There are 3210 subjects in collection 2024 (Vouloumanos)…is that possible? 5 experiments are listed, Shared Data tab doesn’t even mention the CDI, and Data Expected tab only lists 100 Targeted Enrollment for the CDI (shows 0 Subjects Shared). There are 17 listed publications, but their abstracts don’t have Ns.
Also, there are 23164 “2” responses in vocabulary: are some of these WS administrations actually WG administrations? (Where presumably 1=“understands” and 2=“understands and says”?)
Now let’s look at the WG data.
data_AS_WG <- read.delim("data/ASD CDI data/mci_words_gestures01.txt",
header = TRUE, sep = "\t", dec = ".")
# extracting first row as a descriptive dataframe
description_WG <- data_AS_WG[1:1,]
description_WG <- as.data.frame(t(description_WG))
names(description_WG) <- "description"
# we only kept vocab
eliminated_WG <- data_AS_WG %>%
dplyr::select(c(23:58,454:520))
#using mci_words_gestures01_id as a distinctive id and The NDAR Global Unique Identifier
data_raw_AS_WG <- data_AS_WG %>%
dplyr::select(c("collection_id","dataset_id","sex","mci_words_gestures01_id","subjectkey","interview_age", 59:453, 517))
colnames(data_raw_AS_WG) <- as.character(unlist(data_raw_AS_WG[1,])) #unlist the row
data_raw_AS_WG = data_raw_AS_WG[-1, ]
# what are the duplicated
AS_WG_duplicated <- data_raw_AS_WG[duplicated(colnames(data_raw_AS_WG))] # can call colnames
# making column names unique
names(data_raw_AS_WG) <- make.unique(names(data_raw_AS_WG), sep="_")

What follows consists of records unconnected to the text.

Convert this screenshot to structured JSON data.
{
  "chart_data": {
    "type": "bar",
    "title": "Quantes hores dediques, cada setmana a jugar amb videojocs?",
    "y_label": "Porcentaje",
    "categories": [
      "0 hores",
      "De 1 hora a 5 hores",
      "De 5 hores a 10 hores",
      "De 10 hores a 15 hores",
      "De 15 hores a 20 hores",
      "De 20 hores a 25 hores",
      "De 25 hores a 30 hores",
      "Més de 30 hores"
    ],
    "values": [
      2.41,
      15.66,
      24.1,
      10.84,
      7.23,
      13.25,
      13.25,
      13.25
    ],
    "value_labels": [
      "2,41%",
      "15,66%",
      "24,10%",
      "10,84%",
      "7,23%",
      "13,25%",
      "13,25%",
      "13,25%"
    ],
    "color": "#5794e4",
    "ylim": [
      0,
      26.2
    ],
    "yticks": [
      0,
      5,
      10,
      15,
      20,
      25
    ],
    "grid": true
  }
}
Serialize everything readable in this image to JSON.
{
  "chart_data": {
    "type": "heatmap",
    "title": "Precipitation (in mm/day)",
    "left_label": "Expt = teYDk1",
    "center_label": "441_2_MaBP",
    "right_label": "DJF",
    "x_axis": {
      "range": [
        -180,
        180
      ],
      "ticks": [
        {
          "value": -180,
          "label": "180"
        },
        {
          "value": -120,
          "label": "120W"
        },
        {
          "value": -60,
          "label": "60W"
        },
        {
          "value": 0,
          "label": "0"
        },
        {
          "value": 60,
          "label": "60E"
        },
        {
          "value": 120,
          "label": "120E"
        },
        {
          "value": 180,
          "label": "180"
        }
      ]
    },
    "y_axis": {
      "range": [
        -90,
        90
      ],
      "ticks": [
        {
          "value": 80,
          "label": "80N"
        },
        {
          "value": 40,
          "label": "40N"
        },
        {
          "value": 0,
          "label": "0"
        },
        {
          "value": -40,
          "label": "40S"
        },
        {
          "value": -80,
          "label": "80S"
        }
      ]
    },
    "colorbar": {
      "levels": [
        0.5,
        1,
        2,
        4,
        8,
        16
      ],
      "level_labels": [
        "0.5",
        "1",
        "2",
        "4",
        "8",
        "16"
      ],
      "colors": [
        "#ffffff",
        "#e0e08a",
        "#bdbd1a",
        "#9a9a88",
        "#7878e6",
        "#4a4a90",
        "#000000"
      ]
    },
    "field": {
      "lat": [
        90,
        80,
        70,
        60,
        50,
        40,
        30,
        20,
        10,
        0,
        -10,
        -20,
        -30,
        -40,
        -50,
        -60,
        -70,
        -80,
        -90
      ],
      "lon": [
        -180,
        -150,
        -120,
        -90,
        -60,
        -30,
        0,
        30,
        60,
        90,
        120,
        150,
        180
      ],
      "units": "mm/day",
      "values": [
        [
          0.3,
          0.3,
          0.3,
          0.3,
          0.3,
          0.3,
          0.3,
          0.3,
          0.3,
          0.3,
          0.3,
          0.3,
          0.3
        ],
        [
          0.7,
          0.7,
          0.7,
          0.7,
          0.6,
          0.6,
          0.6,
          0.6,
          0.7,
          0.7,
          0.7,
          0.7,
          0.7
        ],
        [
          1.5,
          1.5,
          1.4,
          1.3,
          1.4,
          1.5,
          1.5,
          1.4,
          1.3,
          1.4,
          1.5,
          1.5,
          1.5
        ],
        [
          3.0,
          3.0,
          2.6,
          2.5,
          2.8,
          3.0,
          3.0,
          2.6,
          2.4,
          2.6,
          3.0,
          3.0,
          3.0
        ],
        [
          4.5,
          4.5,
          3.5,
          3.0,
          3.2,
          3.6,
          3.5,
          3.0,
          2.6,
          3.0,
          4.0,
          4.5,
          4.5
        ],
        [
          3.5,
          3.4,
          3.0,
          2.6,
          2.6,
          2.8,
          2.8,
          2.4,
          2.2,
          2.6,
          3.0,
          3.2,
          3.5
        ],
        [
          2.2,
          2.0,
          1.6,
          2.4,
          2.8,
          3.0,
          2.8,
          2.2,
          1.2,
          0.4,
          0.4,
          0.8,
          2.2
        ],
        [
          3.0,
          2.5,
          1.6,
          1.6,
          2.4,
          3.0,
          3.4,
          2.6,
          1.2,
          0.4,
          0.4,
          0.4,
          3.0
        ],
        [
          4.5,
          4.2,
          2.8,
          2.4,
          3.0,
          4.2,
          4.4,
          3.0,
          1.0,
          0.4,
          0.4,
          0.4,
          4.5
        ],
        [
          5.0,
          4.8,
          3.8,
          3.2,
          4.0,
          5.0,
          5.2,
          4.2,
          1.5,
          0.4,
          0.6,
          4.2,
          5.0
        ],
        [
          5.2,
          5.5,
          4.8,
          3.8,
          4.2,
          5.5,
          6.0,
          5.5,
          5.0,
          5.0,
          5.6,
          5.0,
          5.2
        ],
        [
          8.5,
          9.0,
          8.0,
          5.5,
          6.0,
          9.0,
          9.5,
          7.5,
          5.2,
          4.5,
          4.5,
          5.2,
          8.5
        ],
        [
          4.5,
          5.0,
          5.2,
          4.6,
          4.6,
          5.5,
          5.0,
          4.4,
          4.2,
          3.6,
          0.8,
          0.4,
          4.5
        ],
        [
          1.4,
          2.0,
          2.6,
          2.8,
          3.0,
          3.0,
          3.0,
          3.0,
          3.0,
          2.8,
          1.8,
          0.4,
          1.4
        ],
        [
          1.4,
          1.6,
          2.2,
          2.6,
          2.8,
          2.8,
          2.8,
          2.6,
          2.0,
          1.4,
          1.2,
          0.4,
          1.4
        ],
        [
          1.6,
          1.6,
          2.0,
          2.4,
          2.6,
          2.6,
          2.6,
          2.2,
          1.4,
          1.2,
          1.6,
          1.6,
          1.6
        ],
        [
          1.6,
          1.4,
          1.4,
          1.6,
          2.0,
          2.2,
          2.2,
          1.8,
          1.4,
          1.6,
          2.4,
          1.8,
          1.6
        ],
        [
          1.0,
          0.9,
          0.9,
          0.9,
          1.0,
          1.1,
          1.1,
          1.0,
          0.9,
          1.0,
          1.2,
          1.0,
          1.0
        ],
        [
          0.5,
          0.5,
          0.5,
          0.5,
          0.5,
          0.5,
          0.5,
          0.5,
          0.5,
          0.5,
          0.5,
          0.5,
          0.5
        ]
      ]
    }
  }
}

data_raw_AS_WG <- data_raw_AS_WG %>%
rename(id = "mci_words_gestures01_id",
GUID = "The NDAR Global Unique Identifier (GUID) for research subject",
age = "Age in months at the time of the interview/test/sampling/imaging.",
house = "MacArthur Words and Gestures: Vocabulary Checklist: House",
sex = "Sex of the subject") %>%
mutate(age = as.numeric(as.character(age)))

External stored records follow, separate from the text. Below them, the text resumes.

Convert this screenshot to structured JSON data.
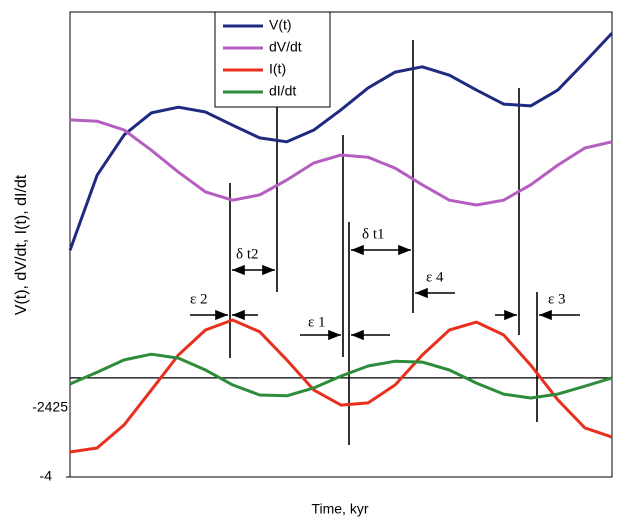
{
  "chart_data": {
    "type": "line",
    "x_label": "Time, kyr",
    "y_label": "V(t), dV/dt, I(t), dI/dt",
    "x": [
      0,
      0.5,
      1,
      1.5,
      2,
      2.5,
      3,
      3.5,
      4,
      4.5,
      5,
      5.5,
      6,
      6.5,
      7,
      7.5,
      8,
      8.5,
      9,
      9.5,
      10
    ],
    "xlim": [
      0,
      10
    ],
    "ylim": [
      -4,
      6.6
    ],
    "yticks": [
      -4
    ],
    "hline": -1.74,
    "legend": "upper center",
    "series": [
      {
        "name": "V(t)",
        "color": "#1f2a80",
        "values": [
          1.17,
          2.88,
          3.8,
          4.3,
          4.43,
          4.32,
          4.02,
          3.73,
          3.64,
          3.91,
          4.37,
          4.87,
          5.23,
          5.35,
          5.16,
          4.82,
          4.5,
          4.46,
          4.82,
          5.46,
          6.12
        ]
      },
      {
        "name": "dV/dt",
        "color": "#b45fc0",
        "values": [
          4.14,
          4.11,
          3.91,
          3.45,
          2.95,
          2.5,
          2.31,
          2.43,
          2.77,
          3.16,
          3.34,
          3.29,
          3.04,
          2.66,
          2.31,
          2.2,
          2.31,
          2.66,
          3.11,
          3.5,
          3.64
        ]
      },
      {
        "name": "I(t)",
        "color": "#e8301f",
        "values": [
          -3.43,
          -3.34,
          -2.81,
          -2.02,
          -1.22,
          -0.65,
          -0.42,
          -0.69,
          -1.33,
          -2.02,
          -2.36,
          -2.31,
          -1.9,
          -1.22,
          -0.65,
          -0.47,
          -0.76,
          -1.45,
          -2.24,
          -2.88,
          -3.09
        ]
      },
      {
        "name": "dI/dt",
        "color": "#2e8b3a",
        "values": [
          -1.88,
          -1.61,
          -1.33,
          -1.2,
          -1.29,
          -1.56,
          -1.9,
          -2.13,
          -2.15,
          -1.97,
          -1.7,
          -1.47,
          -1.36,
          -1.38,
          -1.56,
          -1.86,
          -2.11,
          -2.2,
          -2.11,
          -1.93,
          -1.74
        ]
      }
    ],
    "annotations": [
      "-2425",
      "δ t2",
      "δ t1",
      "ε 2",
      "ε 1",
      "ε 4",
      "ε 3"
    ]
  }
}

nnn_wg <- subset(data_AS_WG, mcg_vc_totcom=="999")
Loaded data from 8489 subjects. There aren’t any “999”s in mcg_vc_totcom, at least. But there are a lot entries with no item-level data…
# sum(duplicated(data_AS_WG[,59:517])) # just the vocab columns
# 7089 -- but are all of these just empty?
data_AS_WG$empty_voc_resp = rowSums(data_AS_WG[,59:517]=="")==459
novoc <- data_AS_WG %>% filter(empty_voc_resp)
4572 subjects are entirely blank in their vocabulary columns. Below we show the number of subjects with blank vocabulary along with the total N per collection.
blank_n <- novoc %>%
group_by(collection_id) %>%
summarise(blank_voc_n = n())
wg_tab <- data_raw_AS_WG %>%
distinct(collection_id, id, GUID, age) %>%
group_by(collection_id) %>%
summarise(total_n=n()) %>%
left_join(blank_n) %>%
arrange(total_n)
## Joining, by = "collection_id"
#sum(subset(wg_tab, is.na(blank_voc_n))$total_n)
wg_tab %>%
kable()
collection_id | total_n | blank_voc_n |
---|---|---|
2169 | 3 | 3 |
2503 | 18 | 18 |
2510 | 18 | NA |
1952 | 20 | 20 |
2192 | 30 | NA |
2878 | 50 | NA |
2027 | 61 | NA |
2666 | 112 | NA |
6 | 138 | 138 |
16 | 176 | 176 |
2355 | 213 | 203 |
8 | 269 | 269 |
2368 | 290 | NA |
1885 | 305 | 305 |
2026 | 781 | 781 |
1600 | 840 | NA |
9 | 876 | 876 |
2089 | 918 | 918 |
19 | 1413 | NA |
2024 | 1957 | 865 |
Eight collections don’t have any missing item-level vocabulary data, and have a total of 2814 subjects.